Questo grido di battaglia, che fa riferimento al Giordano e al Mediterraneo, è uno di quelli che più cristallizza le tensioni. Viene interpretato da molti come un chiaro appello alla distruzione di Israele, cosa che viene negata con veemenza dagli attivisti filo-palestinesi, per i quali è un appello alla liberazione dei palestinesi dall’occupazione israeliana.

La rappresentante democratica americana di origine palestinese Rashida Tlaib è stata addirittura censurata dalla Camera dei Rappresentanti, tra l’altro per il suo sostegno a questo slogan.

Eli Sanchez, 20 anni, studia alla UCLA di Los Angeles e fa parte di un’organizzazione studentesca ebraica. Dice di non sentirsi minacciato personalmente e di indossare regolarmente magliette con messaggi in ebraico, ma riferisce che nel suo campus i compagni di classe hanno paura di indossare uno yarmulke.

“Molte persone si sentono davvero in pericolo, molti dei miei amici (…), solo perché sono ebrei”, dice.

“Abbiamo avuto persone nei focus group che chiedevano: ‘Qualcuno può camminare accanto a me quando vado a lezione? Non mi sento sicuro'”, dice.

“Sono così antisionisti e così anti-israeliani che tendono anche ad essere antisemiti e antiebraici”, ha detto dei manifestanti filo-palestinesi.

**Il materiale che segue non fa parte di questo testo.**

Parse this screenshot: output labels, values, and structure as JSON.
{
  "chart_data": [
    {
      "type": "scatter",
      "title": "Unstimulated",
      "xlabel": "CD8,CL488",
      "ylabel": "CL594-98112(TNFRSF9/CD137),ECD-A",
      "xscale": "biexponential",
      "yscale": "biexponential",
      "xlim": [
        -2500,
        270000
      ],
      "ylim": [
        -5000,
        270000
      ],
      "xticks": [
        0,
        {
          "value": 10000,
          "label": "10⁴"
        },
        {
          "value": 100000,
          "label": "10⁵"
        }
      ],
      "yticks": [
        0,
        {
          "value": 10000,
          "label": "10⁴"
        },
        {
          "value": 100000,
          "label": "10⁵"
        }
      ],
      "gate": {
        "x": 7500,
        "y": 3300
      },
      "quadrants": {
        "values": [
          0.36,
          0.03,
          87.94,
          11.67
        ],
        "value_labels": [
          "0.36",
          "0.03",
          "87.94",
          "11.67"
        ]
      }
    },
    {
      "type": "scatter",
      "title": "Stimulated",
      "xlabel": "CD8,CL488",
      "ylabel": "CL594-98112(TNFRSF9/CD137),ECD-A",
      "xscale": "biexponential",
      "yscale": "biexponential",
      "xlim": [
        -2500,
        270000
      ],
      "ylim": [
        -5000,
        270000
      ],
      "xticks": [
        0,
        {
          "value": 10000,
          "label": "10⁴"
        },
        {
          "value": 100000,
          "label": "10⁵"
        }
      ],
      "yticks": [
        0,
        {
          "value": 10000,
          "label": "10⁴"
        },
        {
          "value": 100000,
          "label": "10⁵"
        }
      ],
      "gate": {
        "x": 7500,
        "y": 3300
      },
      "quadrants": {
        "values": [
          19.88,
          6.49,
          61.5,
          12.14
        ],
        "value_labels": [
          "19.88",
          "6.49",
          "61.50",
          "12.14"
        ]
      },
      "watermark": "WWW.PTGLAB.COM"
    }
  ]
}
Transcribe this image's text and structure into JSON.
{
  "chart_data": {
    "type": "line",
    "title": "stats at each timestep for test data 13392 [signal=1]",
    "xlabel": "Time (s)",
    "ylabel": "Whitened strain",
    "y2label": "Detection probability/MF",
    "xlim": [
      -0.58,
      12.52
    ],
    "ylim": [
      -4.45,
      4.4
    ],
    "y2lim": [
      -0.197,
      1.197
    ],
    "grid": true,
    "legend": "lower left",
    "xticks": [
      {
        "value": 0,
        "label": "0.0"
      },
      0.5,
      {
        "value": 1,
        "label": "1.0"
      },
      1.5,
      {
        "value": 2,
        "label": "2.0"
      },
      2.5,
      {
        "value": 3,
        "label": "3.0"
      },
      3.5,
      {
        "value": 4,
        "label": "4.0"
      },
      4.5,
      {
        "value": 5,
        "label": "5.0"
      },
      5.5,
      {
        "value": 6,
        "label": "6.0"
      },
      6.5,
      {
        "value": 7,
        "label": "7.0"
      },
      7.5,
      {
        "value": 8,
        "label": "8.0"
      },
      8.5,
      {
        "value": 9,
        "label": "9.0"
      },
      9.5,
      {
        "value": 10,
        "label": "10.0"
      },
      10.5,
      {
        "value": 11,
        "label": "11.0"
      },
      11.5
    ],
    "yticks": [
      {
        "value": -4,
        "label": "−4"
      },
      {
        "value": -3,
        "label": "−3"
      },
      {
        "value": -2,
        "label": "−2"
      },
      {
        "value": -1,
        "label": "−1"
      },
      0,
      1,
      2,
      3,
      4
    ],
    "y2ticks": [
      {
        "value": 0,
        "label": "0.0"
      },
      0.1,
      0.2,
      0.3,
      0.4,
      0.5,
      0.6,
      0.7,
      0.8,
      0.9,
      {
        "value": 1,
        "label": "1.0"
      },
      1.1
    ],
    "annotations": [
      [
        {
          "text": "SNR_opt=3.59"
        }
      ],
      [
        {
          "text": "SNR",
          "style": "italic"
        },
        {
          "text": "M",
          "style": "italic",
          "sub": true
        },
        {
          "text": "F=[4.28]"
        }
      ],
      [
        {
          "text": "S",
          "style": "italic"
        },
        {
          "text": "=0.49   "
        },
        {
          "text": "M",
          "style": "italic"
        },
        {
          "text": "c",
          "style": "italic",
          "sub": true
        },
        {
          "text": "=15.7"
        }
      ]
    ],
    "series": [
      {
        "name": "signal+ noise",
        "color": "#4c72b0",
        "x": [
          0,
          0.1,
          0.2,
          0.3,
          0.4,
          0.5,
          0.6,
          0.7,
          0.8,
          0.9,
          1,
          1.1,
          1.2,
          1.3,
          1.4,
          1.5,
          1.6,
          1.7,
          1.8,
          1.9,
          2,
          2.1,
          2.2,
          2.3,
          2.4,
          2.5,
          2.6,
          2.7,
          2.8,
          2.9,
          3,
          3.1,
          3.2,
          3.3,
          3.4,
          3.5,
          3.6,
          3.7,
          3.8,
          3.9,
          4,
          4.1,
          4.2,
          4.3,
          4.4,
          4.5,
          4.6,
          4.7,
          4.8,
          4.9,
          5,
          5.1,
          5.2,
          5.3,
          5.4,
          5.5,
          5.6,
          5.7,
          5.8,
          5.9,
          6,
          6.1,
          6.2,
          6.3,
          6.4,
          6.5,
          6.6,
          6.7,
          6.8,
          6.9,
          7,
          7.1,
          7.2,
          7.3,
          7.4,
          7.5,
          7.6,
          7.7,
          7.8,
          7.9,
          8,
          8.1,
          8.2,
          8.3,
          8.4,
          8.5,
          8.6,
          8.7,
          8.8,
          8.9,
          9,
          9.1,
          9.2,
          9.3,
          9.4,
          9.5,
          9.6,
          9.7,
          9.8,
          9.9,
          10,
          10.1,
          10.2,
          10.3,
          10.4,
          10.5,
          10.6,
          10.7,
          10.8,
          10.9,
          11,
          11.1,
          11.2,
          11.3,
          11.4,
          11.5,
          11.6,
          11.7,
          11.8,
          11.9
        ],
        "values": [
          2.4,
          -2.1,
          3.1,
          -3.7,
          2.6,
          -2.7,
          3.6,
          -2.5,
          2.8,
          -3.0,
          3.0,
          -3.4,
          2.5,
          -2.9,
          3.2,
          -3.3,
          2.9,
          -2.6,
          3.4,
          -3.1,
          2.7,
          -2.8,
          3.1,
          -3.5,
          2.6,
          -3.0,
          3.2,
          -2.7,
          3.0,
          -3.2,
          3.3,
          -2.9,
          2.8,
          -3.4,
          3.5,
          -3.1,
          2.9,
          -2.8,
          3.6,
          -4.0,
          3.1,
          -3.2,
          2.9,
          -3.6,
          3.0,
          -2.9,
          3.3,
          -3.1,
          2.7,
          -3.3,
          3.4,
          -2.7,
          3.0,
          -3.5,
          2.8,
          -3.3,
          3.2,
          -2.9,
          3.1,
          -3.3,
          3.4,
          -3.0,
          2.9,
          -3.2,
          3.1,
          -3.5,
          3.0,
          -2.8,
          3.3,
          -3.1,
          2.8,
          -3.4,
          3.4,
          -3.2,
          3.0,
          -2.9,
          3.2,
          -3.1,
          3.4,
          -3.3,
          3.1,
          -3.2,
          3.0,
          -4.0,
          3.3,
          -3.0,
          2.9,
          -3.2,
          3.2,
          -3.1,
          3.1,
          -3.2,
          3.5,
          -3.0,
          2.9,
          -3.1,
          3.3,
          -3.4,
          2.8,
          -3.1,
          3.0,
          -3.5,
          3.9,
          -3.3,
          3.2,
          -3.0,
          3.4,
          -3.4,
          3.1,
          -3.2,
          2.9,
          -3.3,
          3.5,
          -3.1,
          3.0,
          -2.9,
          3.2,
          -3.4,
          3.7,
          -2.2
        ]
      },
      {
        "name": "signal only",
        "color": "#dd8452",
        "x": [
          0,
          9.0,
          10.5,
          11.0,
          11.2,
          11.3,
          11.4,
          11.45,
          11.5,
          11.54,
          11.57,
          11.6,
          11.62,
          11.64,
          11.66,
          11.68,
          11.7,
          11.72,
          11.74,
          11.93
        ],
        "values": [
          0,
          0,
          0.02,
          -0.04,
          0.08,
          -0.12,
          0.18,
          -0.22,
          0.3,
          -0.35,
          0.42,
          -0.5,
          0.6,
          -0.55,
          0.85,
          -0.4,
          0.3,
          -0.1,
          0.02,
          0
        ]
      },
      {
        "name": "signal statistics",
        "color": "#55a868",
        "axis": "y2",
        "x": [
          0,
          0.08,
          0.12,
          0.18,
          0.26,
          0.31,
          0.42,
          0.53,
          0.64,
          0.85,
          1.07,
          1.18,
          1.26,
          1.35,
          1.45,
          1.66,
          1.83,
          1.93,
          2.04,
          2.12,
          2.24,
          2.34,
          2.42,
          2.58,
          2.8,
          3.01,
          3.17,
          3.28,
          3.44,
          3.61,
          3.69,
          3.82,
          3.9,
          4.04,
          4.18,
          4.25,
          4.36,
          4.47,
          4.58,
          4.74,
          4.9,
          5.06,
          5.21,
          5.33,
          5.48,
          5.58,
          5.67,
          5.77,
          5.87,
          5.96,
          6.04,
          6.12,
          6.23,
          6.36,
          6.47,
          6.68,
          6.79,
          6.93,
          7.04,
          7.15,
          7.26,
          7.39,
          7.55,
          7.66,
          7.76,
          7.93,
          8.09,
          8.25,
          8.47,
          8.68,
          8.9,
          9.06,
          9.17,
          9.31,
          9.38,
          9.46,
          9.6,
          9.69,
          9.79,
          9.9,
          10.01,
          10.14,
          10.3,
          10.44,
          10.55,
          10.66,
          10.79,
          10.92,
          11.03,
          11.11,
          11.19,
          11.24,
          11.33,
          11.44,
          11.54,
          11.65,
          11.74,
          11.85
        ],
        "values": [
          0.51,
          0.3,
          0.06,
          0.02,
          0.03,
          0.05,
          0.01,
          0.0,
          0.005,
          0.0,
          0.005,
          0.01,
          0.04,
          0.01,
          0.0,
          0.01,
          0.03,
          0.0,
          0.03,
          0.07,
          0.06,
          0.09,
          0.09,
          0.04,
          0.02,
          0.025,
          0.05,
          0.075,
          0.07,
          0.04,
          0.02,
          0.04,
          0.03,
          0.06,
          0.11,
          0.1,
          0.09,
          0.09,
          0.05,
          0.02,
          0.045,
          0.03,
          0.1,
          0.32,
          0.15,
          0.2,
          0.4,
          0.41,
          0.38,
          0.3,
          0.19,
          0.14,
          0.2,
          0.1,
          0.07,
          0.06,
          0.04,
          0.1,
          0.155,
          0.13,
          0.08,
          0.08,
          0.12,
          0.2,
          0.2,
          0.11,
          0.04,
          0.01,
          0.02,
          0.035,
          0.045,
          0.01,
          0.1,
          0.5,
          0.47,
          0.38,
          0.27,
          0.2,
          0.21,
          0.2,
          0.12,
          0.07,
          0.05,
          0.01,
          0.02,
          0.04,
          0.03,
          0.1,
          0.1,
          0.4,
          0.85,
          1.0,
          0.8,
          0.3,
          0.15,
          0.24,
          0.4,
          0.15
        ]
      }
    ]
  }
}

Alla Columbia University di New York, epicentro dell’ultima ondata di mobilitazione studentesca per Gaza, Noah Letterman esprime il suo nervosismo.

“Onestamente non mi sento sicuro”, ha detto. “Penso che l’università non sia riuscita a proteggere la sua comunità ebraica”.

Scomodo o pericoloso

Ma altri studenti ebrei sono desiderosi di esprimere un punto di vista diverso.

“È molto importante ricordare che sentirsi a disagio è diverso dall’essere in pericolo”, ha detto ai giornalisti Soph Askanase, che ha detto di essere stata sospesa dalla Columbia per il suo attivismo filo-palestinese poche ore prima di essere sospesa.

“Sono solidale con le persone che si sentono a disagio con certi discorsi, ma vi ricordo che noi (…) studiamo in un’università che attribuisce grande importanza alla libertà di espressione”, ha aggiunto.

Le ultime manifestazioni studentesche hanno riacceso il già agitato, se non addirittura violento, dibattito sulla libertà di espressione.

Le immagini della polizia antisommossa che arresta centinaia di studenti nel campus, dopo essere stati chiamati in soccorso dai dirigenti universitari, hanno fatto il giro del mondo, ricordando eventi simili avvenuti negli Stati Uniti durante la guerra dal Vietnam.

In mezzo a queste tensioni, l’Università USC di Los Angeles, dove questa settimana sono state arrestate un centinaio di persone, ha annunciato la cancellazione della sua principale cerimonia di laurea quest’anno, ufficialmente a causa di “nuove misure di sicurezza”.